Case A) The dice are distinguishable.
Case B) The dice are not distinguishable.
This exercise is solven on my text book but I dont understand why the B) case is solved like it is. It use permutations and variations to get the favorable cases and then they divide by te variation of 6 elements taken 6 by 6.
$$
p2 = \frac{V_{6,3}\cdot P_{3} + V_{6,2}\cdot RP_{3}^{2,1,0}\cdot RP_{3}^{1,2,0} + V_{6,1}\cdot RP_{3}^{3,0,0}}{RV_{6,6}}
$$
That is the answer they give, and the solution is 83/3888. Can someone explain me why should I solve this this way and what is the real diference between the case A and case B?
Best Answer
I don't understand the notation, but I can tell you how to solve the problem.
There are $6^3=216$ possible rolls. In $6$ rolls, all three dice show the same number.
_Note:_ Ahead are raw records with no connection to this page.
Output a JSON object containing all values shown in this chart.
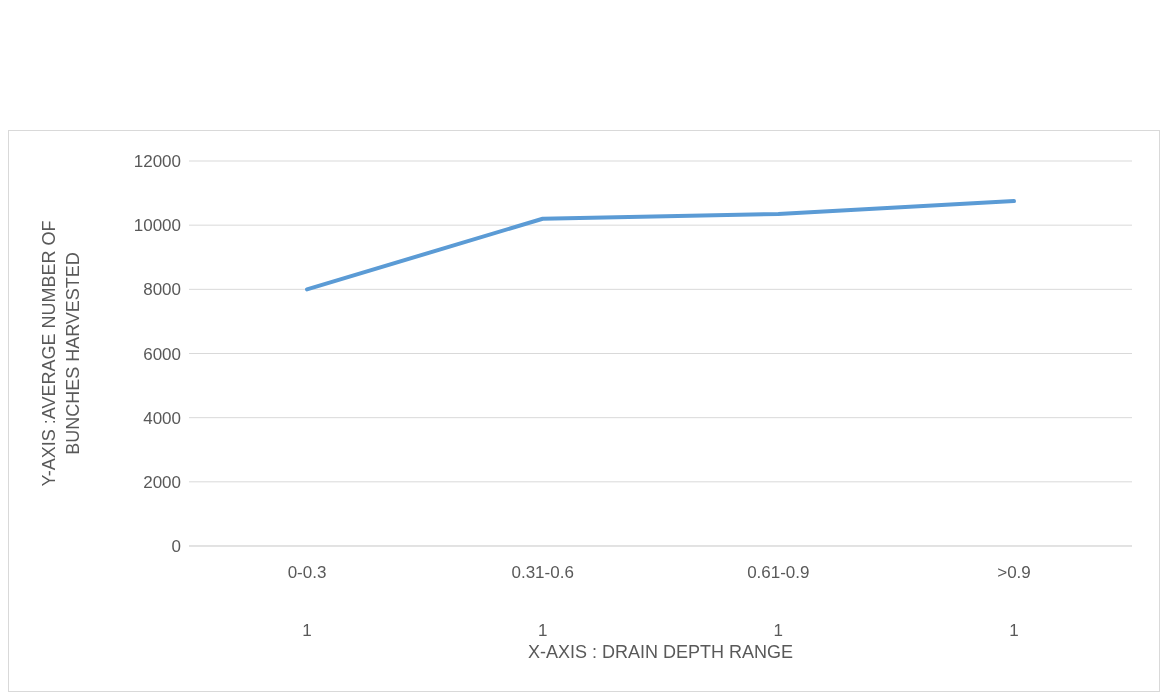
{
  "chart_data": {
    "type": "line",
    "xlabel": "X-AXIS : DRAIN DEPTH RANGE",
    "ylabel": "Y-AXIS :AVERAGE NUMBER OF BUNCHES HARVESTED",
    "categories": [
      "0-0.3",
      "0.31-0.6",
      "0.61-0.9",
      ">0.9"
    ],
    "series": [
      {
        "color": "#5b9bd5",
        "values": [
          8000,
          10200,
          10350,
          10750
        ]
      }
    ],
    "ylim": [
      0,
      12000
    ],
    "yticks": [
      0,
      2000,
      4000,
      6000,
      8000,
      10000,
      12000
    ],
    "grid": "y",
    "legend": false,
    "marker": "none",
    "line_style": "solid",
    "annotations": [
      "1",
      "1",
      "1",
      "1"
    ]
  }
}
There are $6\cdot5\cdot3=90$ rolls where two of the dice are the same and the third different and $6\cdot5\cdot4=120$ rolls where all three numbers are different.
The probability that the second person rolls the same as the first is $$\frac6{216}\frac1{216}+\frac{90}{216}\frac3{216}+\frac{120}{216}\frac{6}{216}=\frac{996}{216^2}=\frac{83}{3888}$$
In each term, the first factor is the probability that the first player rolls a result of a particular type, and the second factor is the probability that the second player matches the roll.
Does this make sense? Feel free to ask if it doesn't.